Tuesday, September 3, 2013

The Cinema File #245: "Jobs" Review


There is a term that is sometimes used in reference to the intersection of technology and business called Betamaxing, inspired by the now obsolete video player that was forced out of the market by its largest competitor, the VHS player. When a piece of technology is said to be Betamaxed, it refers to the point where a technically superior product is surpassed by an inferior one due solely to marketing. In essence, it is when "cooler" matters more to the consumer than "better," or when the two are erroneously conflated. Before his recent death, no one was better at encouraging this false equivalency, and no one more synonymous with the style over substance approach required, than Apple co-founder Steve Jobs. An innovator not so much in the technology he sold but in its commercial viability and potential as a status symbol, Jobs was nonetheless as brilliant as he was complex. Unfortunately, the new biopic bearing his name only scratches the surface.




Jobs follows the titular tech pioneer from his humble beginnings as a scraggly hippy working out of a garage to the height of his career as a scraggly hippy shilling iPods on stage. The film begins with one of Jobs' famous keynotes where he first debuted the revolutionary music player and ends with an aging Jobs recording a voice-over for a commercial reciting a salute to "the crazy ones," as if to bookend the life of a salesman in an inventors clothing. Upon his illustrative return to Apple after being forced out of the company many years prior, he remarks just before assuming the position of CEO that his mission is to make Apple cool again. Not necessarily good mind you, but cool. I don't mean to keep harping on the frivolity, and of course, being a PC guy I'm biased, but I can't help but wonder if the people who made this movie might not be more my people than the typical Mac Head. I've heard a lot of criticism levied against this film for taking too soft a touch, but if anything, it came across to me almost as if the producers of the film had if anything less regard for their subject than I do.


For the first two thirds of the movie, Steve Jobs is basically the villain of the piece, a stubborn man child exploiting the talent of those around him to elevate himself while obsessing over the minutiae of style and discarding once close friends whenever they become inconvenient. He of course is not the one who builds the first Apple computer (that would be the other Steve, Wozniack), and rarely ever comes across as being all that interested in learning the basics of what his business actually does, delegating the leg work while he manages the financial end of things to his benefit at the expense of those he finds expendable. At one point, while heading up a new project coming under a strict deadline, he throws a tantrum over the lack of more than one font installed in a computer where the operating system isn't even completed, and when the best programmer on the team has the temerity to question Jobs' vision as a lack of necessary priorities, he is summarily fired. By the time he's forced out of the company, despite every attempt made to paint it as a raw deal or even a coup, the audience is given every reason to support the decision.
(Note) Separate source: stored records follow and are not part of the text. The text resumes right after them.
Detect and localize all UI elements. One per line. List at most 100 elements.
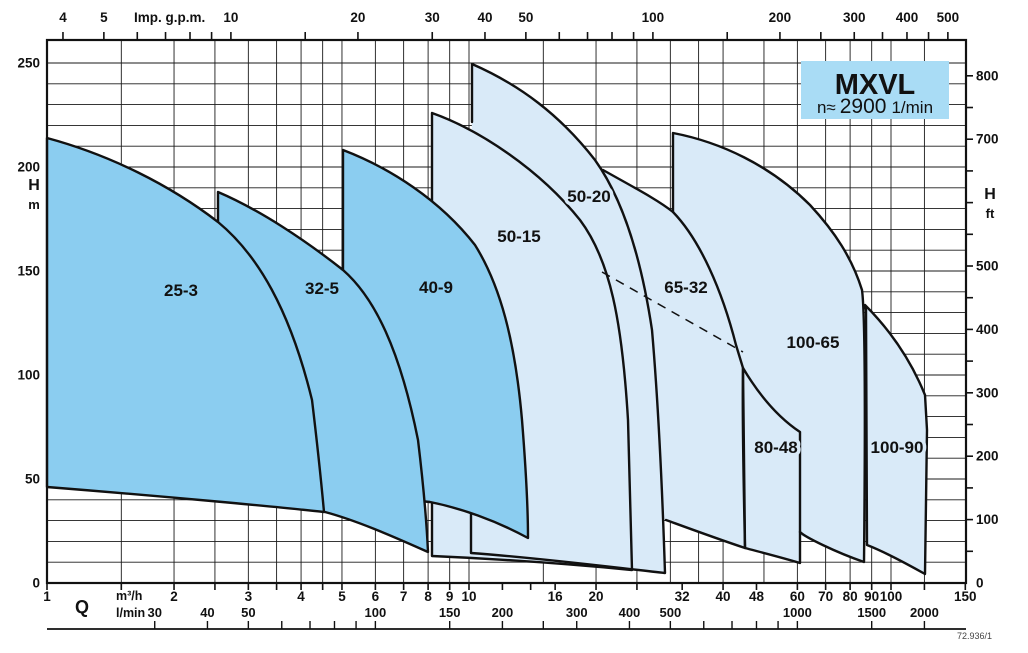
envelope-outline-65-32 xyxy=(601,168,747,550)
pump-series-name: MXVL xyxy=(835,69,916,101)
model-label-40-9: 40-9 xyxy=(419,278,453,297)
q-lmin-tick-label: 400 xyxy=(619,605,641,620)
pump-envelopes xyxy=(45,62,929,576)
gpm-tick-label: 5 xyxy=(100,10,108,25)
plot-frame xyxy=(45,38,968,585)
gpm-tick-label: 400 xyxy=(896,10,919,25)
q-lmin-tick-label: 40 xyxy=(200,605,214,620)
q-lmin-tick-label: 500 xyxy=(659,605,681,620)
q-lmin-tick-label: 2000 xyxy=(910,605,939,620)
envelope-outline-25-3 xyxy=(45,136,326,514)
title-box-background xyxy=(801,61,949,119)
right-axis-quantity: H xyxy=(984,186,996,203)
h-m-tick-label: 0 xyxy=(32,576,40,591)
q-lmin-tick-label: 1000 xyxy=(783,605,812,620)
h-ft-tick-label: 700 xyxy=(976,132,999,147)
drawing-number-watermark: 72.936/1 xyxy=(957,631,992,641)
q-m3h-tick-label: 150 xyxy=(954,589,977,604)
gpm-tick-label: 500 xyxy=(937,10,960,25)
gpm-tick-label: 10 xyxy=(223,10,238,25)
model-label-100-65: 100-65 xyxy=(787,333,840,352)
model-label-32-5: 32-5 xyxy=(305,279,339,298)
model-label-50-15: 50-15 xyxy=(497,227,540,246)
h-ft-tick-label: 0 xyxy=(976,576,984,591)
h-ft-tick-label: 800 xyxy=(976,68,999,83)
q-m3h-tick-label: 48 xyxy=(749,589,765,604)
q-lmin-tick-label: 50 xyxy=(241,605,255,620)
h-m-tick-label: 150 xyxy=(17,264,40,279)
h-m-tick-label: 50 xyxy=(25,472,40,487)
q-m3h-tick-label: 40 xyxy=(716,589,731,604)
model-label-80-48: 80-48 xyxy=(754,438,797,457)
h-ft-tick-label: 200 xyxy=(976,449,999,464)
model-label-100-90: 100-90 xyxy=(871,438,924,457)
envelope-outline-80-48 xyxy=(741,366,802,565)
q-m3h-tick-label: 90 xyxy=(864,589,879,604)
q-m3h-tick-label: 20 xyxy=(589,589,604,604)
q-lmin-tick-label: 300 xyxy=(566,605,588,620)
q-lmin-tick-label: 200 xyxy=(492,605,514,620)
bottom-axis-lmin: 30 40 50 100 150 200 300 400 500 1000 1500 2000 l/mi… xyxy=(47,605,966,630)
q-m3h-tick-label: 6 xyxy=(372,589,380,604)
q-lmin-tick-label: 100 xyxy=(365,605,387,620)
pump-speed-label: n≈ 2900 1/min xyxy=(817,95,933,118)
h-ft-tick-label: 400 xyxy=(976,322,999,337)
h-ft-tick-label: 100 xyxy=(976,512,999,527)
q-lmin-tick-label: 150 xyxy=(439,605,461,620)
h-m-tick-label: 200 xyxy=(17,160,40,175)
left-axis-meters: 0 50 100 150 200 250 Hm xyxy=(17,56,40,591)
left-axis-quantity: H xyxy=(28,177,40,194)
q-m3h-tick-label: 16 xyxy=(548,589,564,604)
q-m3h-tick-label: 2 xyxy=(170,589,178,604)
top-axis-title: Imp. g.p.m. xyxy=(134,10,205,25)
q-m3h-tick-label: 10 xyxy=(461,589,476,604)
q-m3h-tick-label: 1 xyxy=(43,589,51,604)
model-label-50-20: 50-20 xyxy=(567,187,610,206)
dashed-boundary-line xyxy=(601,271,744,353)
h-m-tick-label: 250 xyxy=(17,56,40,71)
envelope-outline-32-5 xyxy=(216,190,430,554)
gpm-tick-label: 20 xyxy=(350,10,365,25)
lmin-unit-label: l/min xyxy=(116,606,145,620)
gpm-tick-label: 40 xyxy=(477,10,492,25)
gpm-tick-label: 300 xyxy=(843,10,866,25)
gpm-tick-label: 100 xyxy=(642,10,665,25)
q-m3h-tick-label: 100 xyxy=(880,589,903,604)
q-lmin-tick-label: 1500 xyxy=(857,605,886,620)
q-m3h-tick-label: 7 xyxy=(400,589,408,604)
q-m3h-tick-label: 8 xyxy=(424,589,432,604)
envelope-outline-100-90 xyxy=(863,303,929,576)
left-axis-unit: m xyxy=(28,197,40,212)
h-ft-tick-label: 300 xyxy=(976,385,999,400)
gpm-tick-label: 50 xyxy=(518,10,533,25)
right-axis-unit: ft xyxy=(986,206,995,221)
gpm-tick-label: 4 xyxy=(59,10,67,25)
envelope-fill-80-48 xyxy=(743,368,800,563)
envelope-outline-50-15 xyxy=(430,111,634,572)
q-m3h-tick-label: 32 xyxy=(675,589,690,604)
h-ft-tick-label: 500 xyxy=(976,259,999,274)
q-m3h-tick-label: 9 xyxy=(446,589,454,604)
q-m3h-tick-label: 5 xyxy=(338,589,346,604)
gpm-tick-label: 30 xyxy=(425,10,440,25)
model-labels: 100-90 100-65 80-48 65-32 50-20 50-15 40-9 32-5… xyxy=(160,184,926,461)
h-m-tick-label: 100 xyxy=(17,368,40,383)
q-m3h-tick-label: 3 xyxy=(245,589,253,604)
right-axis-feet: 0 100 200 300 400 500 700 800 Hft xyxy=(966,68,999,591)
envelope-fill-25-3 xyxy=(47,138,324,512)
envelope-outline-40-9 xyxy=(341,148,530,540)
model-label-25-3: 25-3 xyxy=(164,281,198,300)
gpm-tick-label: 200 xyxy=(769,10,792,25)
q-m3h-tick-label: 80 xyxy=(843,589,858,604)
top-axis-gpm: 4 5 10 20 30 40 50 100 200 300 400 500 Imp. g.p.m. xyxy=(59,10,959,40)
model-label-65-32: 65-32 xyxy=(664,278,707,297)
q-m3h-tick-label: 70 xyxy=(818,589,833,604)
envelope-outline-50-20 xyxy=(469,62,667,575)
bottom-axis-quantity: Q xyxy=(75,597,89,617)
q-m3h-tick-label: 60 xyxy=(790,589,805,604)
envelope-fill-100-90 xyxy=(865,305,927,574)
Generally speaking, I don't have a problem with the subject of a biopic being unlikable, even if technically I'm not supposed to completely detest him as a character. Recently Lee Daniel's The Butler presented us with a protagonist whose entire life story ultimately places him on the completely wrong side of history in regards to the Civil Rights Movement, and I found that a novel twist on the biopic formula that all too often forces the world of the film to validate the worldview of its lead. The problem with Jobs is that it steps right up to the edge of this subversive framework, than backs off at the last minute to try and make us support the guy anyway. He starts out as a man so callous that he refuses to acknowledge his own daughter because she would cramp his style, and then we flash forward a decade or so to his triumphant return to Apple, and we're just supposed to assume that whatever happened in the intervening years between his stints with the company was enough to change him into a man worthy of the praise of so many cultish Mac fans. I'm even willing to believe that, but not without seeing it!


Jobs feels like the kind of movie designed to validate whatever opinion you might already have about its subject, without actually saying anything definitive about it. If you're part of the cult of Mac, you'll no doubt groove on the certainty with which Jobs clings to his vision of the home computer's commercial viability in defiance of the short sighted corporate ney sayers all around him. If you're like me, you'll see the petulance simmering just under the surface, and marvel at how someone so immature could get so far in life. I must admit that I am woefully ignorant of the history surrounding this period of home computer innovation, most of my information coming from the last Jobs biopic I saw, The Pirates Of Silicon Valley. What made that movie good was the ensemble, and I wonder if the singular focus of this film might be to its detriment. You get to see many different sides of a man, few of them good in my admittedly biased estimation, but in the end, whether you love the guy or hate him, you're almost bound to be left wanting more.